米国の政治的な不安定さ、政府債務水準の持続可能性、そして米国の企業利益の今後の成長を巡る疑問が米国株および米ドルの見通しを曇らせています。その結果、投資家は分散目的だけでなく投資妙味も求めて欧州にますます目を向けるようになっています。
しかし、資本フローの大半は欧州の大型株に向かっています。特にこの地域の微妙な違いにさほど精通していないと思われる域外の投資家がそうすることは理解できますが、それにより好機を逸しているとも考えられます。
欧州の中小型株をより詳しく検討すべき4つの理由を挙げましょう。
魅力的なバリュエーション
米国株が最高値付近にあることや最近の政治情勢は、現在のバリュエーションが妥当かどうかを投資家が見直すきっかけとなっています。
対照的に、欧州株は大幅に割安なマルチプル(投資尺度)で取引されている企業へのエクスポージャーを提供しています。例えば、MSCI欧州株価指数の12ヵ月先予想株価収益率(PER)は15.8倍であり(S&P500種株価指数は22.8倍)、これは31%のディスカウントを意味します。

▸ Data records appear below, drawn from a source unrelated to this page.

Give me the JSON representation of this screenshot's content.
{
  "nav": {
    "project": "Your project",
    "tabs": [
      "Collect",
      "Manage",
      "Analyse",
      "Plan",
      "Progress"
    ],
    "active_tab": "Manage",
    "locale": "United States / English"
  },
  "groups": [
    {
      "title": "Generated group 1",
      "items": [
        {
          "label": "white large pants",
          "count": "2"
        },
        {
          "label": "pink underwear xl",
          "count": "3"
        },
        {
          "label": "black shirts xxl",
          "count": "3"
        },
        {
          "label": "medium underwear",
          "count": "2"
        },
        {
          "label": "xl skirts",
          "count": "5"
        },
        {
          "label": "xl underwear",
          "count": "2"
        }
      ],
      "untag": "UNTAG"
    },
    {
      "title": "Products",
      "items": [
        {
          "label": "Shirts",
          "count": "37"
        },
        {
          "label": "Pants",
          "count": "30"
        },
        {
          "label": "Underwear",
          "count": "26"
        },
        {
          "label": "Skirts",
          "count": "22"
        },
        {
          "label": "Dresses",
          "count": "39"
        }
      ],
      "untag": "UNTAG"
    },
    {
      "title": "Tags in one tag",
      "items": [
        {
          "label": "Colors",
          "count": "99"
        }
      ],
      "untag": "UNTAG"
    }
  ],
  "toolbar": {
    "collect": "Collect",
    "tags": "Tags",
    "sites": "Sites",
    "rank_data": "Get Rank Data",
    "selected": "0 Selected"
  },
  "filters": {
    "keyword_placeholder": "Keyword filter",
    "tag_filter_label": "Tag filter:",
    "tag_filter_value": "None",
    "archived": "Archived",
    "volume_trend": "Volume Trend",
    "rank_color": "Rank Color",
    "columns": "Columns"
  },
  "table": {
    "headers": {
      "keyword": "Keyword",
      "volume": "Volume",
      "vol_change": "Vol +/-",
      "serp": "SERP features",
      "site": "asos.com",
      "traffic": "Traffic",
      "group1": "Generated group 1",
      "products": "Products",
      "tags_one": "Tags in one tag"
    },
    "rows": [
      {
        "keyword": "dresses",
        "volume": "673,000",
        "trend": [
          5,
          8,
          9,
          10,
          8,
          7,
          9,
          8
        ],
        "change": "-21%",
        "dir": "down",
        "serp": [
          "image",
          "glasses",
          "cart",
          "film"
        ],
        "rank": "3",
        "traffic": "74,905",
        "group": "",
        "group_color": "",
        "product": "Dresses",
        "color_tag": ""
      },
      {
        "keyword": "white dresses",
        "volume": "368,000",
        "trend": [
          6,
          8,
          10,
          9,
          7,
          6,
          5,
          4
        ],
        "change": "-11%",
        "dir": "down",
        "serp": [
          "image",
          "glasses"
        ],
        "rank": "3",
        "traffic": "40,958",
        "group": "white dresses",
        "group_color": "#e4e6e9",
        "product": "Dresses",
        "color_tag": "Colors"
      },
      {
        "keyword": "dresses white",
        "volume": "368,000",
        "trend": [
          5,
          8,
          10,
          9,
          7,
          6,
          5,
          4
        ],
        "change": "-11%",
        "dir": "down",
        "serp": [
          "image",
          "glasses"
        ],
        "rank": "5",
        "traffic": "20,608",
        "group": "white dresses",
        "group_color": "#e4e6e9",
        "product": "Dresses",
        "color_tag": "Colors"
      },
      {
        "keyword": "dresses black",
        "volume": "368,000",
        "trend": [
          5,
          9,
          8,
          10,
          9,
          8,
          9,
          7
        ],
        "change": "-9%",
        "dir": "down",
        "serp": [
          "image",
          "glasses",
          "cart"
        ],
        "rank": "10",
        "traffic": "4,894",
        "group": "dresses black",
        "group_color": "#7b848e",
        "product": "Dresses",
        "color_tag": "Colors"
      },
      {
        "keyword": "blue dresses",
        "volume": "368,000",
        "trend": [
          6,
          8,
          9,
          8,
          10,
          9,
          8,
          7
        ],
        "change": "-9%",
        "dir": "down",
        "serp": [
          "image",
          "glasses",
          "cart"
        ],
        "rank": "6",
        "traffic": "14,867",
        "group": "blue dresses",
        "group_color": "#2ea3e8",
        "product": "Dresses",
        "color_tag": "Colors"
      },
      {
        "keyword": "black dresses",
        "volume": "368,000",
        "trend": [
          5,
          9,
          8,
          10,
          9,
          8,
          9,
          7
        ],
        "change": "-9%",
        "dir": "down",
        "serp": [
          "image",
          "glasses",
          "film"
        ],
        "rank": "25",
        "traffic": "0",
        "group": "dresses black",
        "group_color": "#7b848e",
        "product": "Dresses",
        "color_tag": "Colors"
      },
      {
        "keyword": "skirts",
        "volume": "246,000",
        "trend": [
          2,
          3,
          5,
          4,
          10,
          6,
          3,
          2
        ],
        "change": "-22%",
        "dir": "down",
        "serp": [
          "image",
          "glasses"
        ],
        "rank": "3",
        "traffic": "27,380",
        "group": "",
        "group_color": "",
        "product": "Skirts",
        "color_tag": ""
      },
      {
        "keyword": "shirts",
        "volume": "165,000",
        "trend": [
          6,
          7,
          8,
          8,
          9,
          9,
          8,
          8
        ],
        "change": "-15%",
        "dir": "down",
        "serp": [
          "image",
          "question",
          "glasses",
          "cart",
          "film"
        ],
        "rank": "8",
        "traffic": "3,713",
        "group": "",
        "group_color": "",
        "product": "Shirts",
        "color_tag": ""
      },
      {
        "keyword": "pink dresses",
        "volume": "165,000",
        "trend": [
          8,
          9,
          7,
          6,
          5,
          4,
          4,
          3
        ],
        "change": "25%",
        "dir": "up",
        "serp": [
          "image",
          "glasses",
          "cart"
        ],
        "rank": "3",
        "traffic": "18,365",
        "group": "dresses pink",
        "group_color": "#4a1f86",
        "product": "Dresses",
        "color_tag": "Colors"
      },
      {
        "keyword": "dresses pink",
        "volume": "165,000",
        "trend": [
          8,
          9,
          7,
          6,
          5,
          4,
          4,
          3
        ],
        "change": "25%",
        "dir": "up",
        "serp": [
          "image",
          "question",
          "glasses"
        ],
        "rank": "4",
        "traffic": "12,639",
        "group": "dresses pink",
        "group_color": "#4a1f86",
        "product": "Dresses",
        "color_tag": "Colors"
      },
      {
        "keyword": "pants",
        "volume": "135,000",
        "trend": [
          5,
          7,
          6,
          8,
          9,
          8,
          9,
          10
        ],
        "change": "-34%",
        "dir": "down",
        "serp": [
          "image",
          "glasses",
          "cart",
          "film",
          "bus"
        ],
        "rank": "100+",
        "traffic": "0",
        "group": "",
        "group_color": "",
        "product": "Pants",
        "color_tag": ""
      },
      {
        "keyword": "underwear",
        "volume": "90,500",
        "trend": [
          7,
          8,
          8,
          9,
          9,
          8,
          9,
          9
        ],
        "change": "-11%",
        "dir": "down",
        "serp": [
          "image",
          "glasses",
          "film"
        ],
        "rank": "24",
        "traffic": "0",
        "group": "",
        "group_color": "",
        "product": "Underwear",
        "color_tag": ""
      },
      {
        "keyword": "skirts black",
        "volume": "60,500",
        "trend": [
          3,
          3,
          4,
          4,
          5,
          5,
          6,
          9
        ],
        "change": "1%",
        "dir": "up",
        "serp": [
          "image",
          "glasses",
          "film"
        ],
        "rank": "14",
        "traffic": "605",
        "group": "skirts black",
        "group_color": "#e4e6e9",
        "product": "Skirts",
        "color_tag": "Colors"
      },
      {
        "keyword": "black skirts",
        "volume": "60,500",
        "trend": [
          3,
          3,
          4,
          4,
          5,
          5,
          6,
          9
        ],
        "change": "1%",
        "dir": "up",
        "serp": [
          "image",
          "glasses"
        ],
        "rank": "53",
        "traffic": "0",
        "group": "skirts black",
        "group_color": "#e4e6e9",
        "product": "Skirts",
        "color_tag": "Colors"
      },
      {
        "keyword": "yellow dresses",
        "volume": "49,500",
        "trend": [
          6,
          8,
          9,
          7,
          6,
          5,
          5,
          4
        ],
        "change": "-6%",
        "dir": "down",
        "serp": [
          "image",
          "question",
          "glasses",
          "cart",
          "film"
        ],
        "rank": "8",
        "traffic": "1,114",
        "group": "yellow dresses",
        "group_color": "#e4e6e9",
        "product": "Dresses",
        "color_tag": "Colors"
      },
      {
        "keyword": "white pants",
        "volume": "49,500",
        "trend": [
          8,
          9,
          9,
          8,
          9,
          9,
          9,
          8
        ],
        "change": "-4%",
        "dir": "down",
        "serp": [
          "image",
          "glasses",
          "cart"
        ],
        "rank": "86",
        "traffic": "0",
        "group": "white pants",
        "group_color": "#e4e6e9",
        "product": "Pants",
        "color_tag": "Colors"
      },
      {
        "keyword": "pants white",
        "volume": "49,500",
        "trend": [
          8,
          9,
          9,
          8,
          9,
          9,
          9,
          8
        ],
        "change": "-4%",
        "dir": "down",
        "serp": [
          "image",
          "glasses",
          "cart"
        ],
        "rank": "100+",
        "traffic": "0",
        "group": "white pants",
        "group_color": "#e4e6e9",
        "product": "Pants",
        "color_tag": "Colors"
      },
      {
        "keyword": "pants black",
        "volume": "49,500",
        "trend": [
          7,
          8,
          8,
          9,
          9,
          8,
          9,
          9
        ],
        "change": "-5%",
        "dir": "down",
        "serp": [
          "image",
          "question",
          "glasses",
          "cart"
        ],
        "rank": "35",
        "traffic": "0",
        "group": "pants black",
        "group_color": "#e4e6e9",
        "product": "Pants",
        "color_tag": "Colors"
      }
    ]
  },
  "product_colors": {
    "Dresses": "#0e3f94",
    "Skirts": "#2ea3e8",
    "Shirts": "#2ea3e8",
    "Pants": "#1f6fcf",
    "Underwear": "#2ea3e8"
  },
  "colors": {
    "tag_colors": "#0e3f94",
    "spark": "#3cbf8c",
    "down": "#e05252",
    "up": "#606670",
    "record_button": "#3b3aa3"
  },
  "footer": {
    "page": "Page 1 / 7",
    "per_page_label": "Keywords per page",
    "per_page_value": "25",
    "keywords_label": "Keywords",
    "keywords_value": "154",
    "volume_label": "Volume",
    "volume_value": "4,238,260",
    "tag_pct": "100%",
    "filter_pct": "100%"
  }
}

しかし、真の投資妙味は、この地域で見落とされている多くの中小型株にあります。MSCI欧州スモール・キャップ・インデックスの予想PERはわずか14.4倍と、S&P500種株価指数に対して37%のディスカウントになっています。
実際、欧州の中小型株の大型株に対する相対的なバリュエーションは、2007~2008年の世界金融危機の最悪期よりも現在は低くなっています。
分散効果
欧州の多様な文化、政治制度、経済状況は、米国株やさらには世界の株式と比較して差別化されたリターンを提供します。
歴史的に見ると、欧州の中小型株は大型株と比べて米国や世界の株式市場との相関が低く、ポートフォリオの分散における強力な手段となっています。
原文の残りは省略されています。